A presentation by TLC to council a year ago included a requests for Hamilton to get on board with free HSR on the day, some official recognition of Car Free Day, and since the city is spending millions repairing roads to be ready for an international bike race in 2003, we asked them to fast-track in tandem the modest but much needed (and long-awaited) "Shifting Gears" cycling plan for cyclists who happen to live and ride in Hamilton.
A report returned acknowledging what we knew: that our ideas were totally in line with the sustainability plans in the city's own (and sadly neglected) Vision 2020 documents, but it would come down to budget day.
So here we are in 2002 doing it yet again without official help, with the notable exception of the Hamilton Street Railway who reproduced our Car Free Day flier and made them available on all 180 HSR buses.
Any proximity to a car free or car-lite future of course depends hugely on expanding and enhancing the HSR so that, both in terms of cost and efficiency, public transit becomes a viable option for people currently car-dependent.
Unlike private automobile ownership, Public Transit gives a wider range of people safe independent mobility, helping integrate young, old, low-income, differently-abled and other non-drivers more fully into community life.
A single bus can take up to 40 vehicles off the road, save as much as 70,000 litres of fuel and keep 9 tonnes of air pollutants out of the air per year; given our record breaking smog seasons, more good reasons to increase funding to the HSR and expand GO train service.
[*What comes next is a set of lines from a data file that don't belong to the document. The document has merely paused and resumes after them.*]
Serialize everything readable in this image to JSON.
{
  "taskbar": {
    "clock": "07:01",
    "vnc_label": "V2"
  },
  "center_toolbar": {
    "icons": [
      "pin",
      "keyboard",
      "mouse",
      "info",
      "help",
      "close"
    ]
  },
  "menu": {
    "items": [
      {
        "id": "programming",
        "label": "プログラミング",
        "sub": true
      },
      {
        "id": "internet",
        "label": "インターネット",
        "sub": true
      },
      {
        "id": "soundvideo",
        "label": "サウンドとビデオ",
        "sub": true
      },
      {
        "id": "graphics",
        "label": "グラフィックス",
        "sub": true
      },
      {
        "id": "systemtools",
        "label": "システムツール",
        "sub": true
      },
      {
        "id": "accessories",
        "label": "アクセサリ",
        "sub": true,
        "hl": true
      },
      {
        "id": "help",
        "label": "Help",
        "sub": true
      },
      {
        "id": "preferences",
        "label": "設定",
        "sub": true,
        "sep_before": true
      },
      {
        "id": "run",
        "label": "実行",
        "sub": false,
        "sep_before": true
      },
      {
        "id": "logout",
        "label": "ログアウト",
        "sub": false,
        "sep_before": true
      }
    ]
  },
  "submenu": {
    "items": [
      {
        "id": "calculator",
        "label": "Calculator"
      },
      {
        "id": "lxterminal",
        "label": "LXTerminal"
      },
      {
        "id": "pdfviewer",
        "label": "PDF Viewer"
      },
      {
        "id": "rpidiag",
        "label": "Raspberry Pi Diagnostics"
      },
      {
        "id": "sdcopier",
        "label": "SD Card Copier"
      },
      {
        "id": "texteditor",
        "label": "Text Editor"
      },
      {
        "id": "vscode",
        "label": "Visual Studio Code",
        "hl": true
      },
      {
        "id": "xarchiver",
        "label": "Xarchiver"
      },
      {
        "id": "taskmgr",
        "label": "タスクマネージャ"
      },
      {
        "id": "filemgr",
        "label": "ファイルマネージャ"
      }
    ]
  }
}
City politicians could help by preventing sprawl development which all but guarantees an auto-dependent future of people driving through your neighbourhoods to reach destinations formerly walkable.
Perhaps, as one person who contacted us suggested, if politicians rode the buses they would improve the service.
We are not proposing a multi-million dollar, all-in-one silver bullet to cure the downtown's ailments, so embarrassingly popular with the politicians; instead we offer a grassroots approach to incremental change, seeds for a new way of living in the city. Car Free.